On 21 October 2019, Professor Michael Dobson, the Director of the Shakespeare Institute, together with his two co-directors of the Shakespeare Centre, China, namely Professor Cong Cong of Nanjing University and Dr Nan Yuan of Phoenix Press, participated in a lavish ceremony in Nanjing – also attended by the university’s Vice-Chancellor, Sir David Eastwood – which simultaneously marked the publication of new, actor-friendly Mandarin translations of Hamlet and Henry V, commissioned by the Royal Shakespeare Company, and the donation to the Shakespeare Centre, China, of Y5m (approximately £600,000) from the Nanjing alumnus Xia Peng. 

Michael Dobson in a mirrored plaque

Xia Peng is the founder and director of Youlin Youke, a company which provides online courses in English language and culture to over 1.5m Chinese learners: with its strong interest in Shakespeare and its slogan of ‘Learn from the useless, and free the soul,’ Youlin Youke is a natural ally of the Institute!  Among other things, the fund established by this donation will enable the Centre to run an annual pan-Chinese competitive festival of student performance and translation, starting in May 2020, the prizewinners of which will spend a week in Stratford in the autumn.

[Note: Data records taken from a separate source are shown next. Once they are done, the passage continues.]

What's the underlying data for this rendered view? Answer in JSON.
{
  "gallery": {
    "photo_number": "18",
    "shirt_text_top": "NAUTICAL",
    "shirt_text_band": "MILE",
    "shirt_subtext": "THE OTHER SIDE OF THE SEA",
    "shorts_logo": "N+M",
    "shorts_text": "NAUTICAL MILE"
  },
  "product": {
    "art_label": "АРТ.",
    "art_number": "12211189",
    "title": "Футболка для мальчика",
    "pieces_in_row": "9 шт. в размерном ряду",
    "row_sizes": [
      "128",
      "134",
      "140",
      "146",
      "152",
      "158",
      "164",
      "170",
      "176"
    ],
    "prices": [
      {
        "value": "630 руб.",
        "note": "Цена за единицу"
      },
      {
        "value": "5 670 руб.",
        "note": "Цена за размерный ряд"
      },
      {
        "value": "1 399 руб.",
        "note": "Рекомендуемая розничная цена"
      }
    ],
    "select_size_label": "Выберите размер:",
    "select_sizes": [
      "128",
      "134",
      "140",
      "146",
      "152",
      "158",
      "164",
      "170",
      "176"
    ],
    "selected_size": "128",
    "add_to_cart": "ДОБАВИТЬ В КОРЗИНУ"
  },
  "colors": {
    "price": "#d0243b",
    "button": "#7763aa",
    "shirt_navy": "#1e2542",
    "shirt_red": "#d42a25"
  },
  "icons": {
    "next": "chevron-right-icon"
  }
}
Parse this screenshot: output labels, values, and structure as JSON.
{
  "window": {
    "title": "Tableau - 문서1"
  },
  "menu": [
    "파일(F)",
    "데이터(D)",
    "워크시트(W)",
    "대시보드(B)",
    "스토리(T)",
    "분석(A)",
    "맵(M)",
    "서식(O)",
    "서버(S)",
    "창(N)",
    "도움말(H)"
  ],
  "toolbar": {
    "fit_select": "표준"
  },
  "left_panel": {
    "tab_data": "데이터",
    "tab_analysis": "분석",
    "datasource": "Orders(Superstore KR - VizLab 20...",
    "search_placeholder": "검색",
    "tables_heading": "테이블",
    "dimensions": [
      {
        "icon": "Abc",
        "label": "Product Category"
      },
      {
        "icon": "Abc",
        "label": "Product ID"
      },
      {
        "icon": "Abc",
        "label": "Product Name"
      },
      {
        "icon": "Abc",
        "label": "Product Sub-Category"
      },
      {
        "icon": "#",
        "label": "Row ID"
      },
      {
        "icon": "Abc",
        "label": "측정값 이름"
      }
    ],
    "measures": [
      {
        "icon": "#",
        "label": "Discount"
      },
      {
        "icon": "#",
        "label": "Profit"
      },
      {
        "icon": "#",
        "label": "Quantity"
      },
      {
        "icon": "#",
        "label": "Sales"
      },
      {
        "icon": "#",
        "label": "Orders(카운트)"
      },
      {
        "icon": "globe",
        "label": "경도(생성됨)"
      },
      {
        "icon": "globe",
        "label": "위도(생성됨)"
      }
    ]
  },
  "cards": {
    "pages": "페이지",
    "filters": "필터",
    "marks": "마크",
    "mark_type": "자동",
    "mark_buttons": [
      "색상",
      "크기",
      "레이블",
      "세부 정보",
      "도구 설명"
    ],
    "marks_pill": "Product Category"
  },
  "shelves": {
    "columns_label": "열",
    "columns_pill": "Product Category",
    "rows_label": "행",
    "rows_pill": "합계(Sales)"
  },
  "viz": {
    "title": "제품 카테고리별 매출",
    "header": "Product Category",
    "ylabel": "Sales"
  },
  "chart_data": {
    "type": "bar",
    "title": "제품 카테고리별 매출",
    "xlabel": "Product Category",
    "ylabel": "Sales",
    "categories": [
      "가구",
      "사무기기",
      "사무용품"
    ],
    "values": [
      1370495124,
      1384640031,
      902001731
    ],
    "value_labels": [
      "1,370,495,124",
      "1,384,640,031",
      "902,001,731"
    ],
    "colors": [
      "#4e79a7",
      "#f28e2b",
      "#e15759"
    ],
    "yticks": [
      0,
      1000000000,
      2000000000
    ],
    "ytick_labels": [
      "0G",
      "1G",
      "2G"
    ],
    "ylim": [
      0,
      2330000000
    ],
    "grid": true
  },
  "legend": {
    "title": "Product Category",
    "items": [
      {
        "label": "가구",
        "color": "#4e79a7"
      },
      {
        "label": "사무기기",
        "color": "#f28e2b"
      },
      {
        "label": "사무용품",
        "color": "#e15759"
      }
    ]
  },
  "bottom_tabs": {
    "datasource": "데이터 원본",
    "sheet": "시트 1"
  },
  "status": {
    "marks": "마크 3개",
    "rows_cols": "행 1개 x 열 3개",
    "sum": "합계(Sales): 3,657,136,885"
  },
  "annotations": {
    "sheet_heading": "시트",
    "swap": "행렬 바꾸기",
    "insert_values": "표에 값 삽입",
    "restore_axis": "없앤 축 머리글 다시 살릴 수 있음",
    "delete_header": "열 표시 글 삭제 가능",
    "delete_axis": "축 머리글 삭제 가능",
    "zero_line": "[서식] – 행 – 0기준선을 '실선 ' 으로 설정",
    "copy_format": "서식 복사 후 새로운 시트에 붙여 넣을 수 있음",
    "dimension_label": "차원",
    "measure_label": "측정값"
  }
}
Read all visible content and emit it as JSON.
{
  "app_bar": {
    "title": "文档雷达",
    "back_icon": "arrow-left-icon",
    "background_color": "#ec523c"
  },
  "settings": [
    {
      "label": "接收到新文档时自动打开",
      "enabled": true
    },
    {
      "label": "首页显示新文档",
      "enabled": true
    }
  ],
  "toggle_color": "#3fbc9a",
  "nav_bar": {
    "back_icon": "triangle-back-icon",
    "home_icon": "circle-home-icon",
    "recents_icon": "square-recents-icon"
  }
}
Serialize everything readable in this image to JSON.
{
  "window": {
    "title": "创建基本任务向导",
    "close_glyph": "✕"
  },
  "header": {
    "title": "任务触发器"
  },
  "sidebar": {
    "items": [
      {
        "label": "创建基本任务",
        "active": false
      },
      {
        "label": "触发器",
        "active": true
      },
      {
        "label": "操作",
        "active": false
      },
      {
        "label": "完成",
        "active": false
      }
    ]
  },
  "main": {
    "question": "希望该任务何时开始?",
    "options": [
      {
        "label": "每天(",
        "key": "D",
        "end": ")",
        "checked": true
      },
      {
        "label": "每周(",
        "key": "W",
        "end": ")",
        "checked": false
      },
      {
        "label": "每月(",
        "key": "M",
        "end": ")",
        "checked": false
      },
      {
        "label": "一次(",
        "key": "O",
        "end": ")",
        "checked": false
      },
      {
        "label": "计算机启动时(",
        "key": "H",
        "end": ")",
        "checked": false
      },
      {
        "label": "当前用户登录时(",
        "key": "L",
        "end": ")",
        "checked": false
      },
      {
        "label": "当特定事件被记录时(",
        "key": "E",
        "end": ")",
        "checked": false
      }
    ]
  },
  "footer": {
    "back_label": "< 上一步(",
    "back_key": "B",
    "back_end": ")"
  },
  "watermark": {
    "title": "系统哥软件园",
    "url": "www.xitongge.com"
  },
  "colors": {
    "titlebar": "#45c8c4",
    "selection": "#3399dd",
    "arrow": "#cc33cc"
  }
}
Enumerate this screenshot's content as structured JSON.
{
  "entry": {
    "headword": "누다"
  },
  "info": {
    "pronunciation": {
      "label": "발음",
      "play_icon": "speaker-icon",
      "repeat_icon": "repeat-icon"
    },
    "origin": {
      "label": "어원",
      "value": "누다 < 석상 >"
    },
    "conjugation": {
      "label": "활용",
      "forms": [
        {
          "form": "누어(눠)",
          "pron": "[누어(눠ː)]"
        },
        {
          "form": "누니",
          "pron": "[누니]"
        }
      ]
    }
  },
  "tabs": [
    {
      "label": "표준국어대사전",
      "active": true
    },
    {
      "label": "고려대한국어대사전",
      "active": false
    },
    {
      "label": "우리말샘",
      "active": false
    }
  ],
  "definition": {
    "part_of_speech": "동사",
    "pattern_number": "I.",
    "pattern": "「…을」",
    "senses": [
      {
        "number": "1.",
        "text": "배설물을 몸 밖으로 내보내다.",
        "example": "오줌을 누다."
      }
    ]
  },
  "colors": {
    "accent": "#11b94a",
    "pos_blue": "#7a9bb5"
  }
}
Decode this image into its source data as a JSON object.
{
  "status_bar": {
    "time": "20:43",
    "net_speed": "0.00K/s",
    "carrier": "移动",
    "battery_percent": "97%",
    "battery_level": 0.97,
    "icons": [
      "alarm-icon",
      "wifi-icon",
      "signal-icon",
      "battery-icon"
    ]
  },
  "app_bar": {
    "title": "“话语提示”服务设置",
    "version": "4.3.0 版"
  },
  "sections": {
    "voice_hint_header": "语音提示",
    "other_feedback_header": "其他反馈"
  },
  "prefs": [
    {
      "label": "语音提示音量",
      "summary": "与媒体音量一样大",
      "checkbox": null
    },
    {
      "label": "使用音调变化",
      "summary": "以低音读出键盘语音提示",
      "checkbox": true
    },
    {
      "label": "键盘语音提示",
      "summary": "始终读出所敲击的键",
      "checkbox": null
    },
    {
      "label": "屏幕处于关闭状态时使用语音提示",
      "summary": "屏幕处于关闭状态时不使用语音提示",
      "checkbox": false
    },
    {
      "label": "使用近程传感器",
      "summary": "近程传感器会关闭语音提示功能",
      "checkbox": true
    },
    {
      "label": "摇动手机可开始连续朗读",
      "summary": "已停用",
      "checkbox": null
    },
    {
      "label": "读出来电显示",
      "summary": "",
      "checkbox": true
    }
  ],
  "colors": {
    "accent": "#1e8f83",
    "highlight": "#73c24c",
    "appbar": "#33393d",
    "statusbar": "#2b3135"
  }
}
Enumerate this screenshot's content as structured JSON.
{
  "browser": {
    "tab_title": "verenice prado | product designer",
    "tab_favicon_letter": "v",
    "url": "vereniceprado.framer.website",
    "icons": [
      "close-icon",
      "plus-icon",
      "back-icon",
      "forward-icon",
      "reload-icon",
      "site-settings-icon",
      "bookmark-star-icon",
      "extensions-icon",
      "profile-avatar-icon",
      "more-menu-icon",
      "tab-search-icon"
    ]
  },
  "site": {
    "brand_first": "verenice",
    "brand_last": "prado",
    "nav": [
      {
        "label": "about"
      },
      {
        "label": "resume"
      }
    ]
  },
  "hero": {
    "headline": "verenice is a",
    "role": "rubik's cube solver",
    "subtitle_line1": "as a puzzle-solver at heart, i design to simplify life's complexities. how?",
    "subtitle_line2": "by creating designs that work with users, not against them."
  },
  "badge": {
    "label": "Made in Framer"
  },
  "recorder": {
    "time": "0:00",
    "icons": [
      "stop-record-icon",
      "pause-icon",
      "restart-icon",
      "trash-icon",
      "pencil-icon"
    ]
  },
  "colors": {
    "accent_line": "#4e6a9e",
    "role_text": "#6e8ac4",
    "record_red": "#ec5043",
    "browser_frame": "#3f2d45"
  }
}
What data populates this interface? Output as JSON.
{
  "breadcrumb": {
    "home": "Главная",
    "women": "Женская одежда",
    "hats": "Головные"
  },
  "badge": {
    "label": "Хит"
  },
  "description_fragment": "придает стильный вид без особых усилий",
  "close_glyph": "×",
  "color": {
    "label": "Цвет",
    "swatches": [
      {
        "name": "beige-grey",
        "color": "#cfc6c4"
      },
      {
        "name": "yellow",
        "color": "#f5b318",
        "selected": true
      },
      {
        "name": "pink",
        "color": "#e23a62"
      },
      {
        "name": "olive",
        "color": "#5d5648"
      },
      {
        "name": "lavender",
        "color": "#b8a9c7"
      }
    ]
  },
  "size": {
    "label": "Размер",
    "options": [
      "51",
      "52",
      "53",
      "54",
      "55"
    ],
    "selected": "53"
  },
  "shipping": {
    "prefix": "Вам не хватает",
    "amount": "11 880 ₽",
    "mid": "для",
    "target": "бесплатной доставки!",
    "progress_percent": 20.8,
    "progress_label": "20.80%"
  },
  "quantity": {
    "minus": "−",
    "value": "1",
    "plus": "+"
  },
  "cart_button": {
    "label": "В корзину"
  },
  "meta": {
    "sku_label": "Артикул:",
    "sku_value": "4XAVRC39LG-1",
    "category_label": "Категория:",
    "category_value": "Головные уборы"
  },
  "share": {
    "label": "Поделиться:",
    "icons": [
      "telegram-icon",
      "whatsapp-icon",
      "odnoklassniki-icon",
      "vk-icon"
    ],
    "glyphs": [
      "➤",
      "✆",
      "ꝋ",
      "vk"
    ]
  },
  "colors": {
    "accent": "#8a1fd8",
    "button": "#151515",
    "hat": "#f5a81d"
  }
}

Michael Dobson stands in front of a Shakespeare Night Fever poster

During a busy week in China, Professor Dobson also addressed the Chinese Shakespeare Association, was made an honorary professor of Henan Normal University, performed the role of King Lear opposite the distinguished academic and translator Lu Yuefeng as Gloucester as part of a revue called ‘Shakespeare Night Fever’ in Xinxiang, and gave a guest lecture at Shanghai International Studies University, where he was presented to the statue of Shakespeare in the Square of International Literary Giants in Lu Xun Park.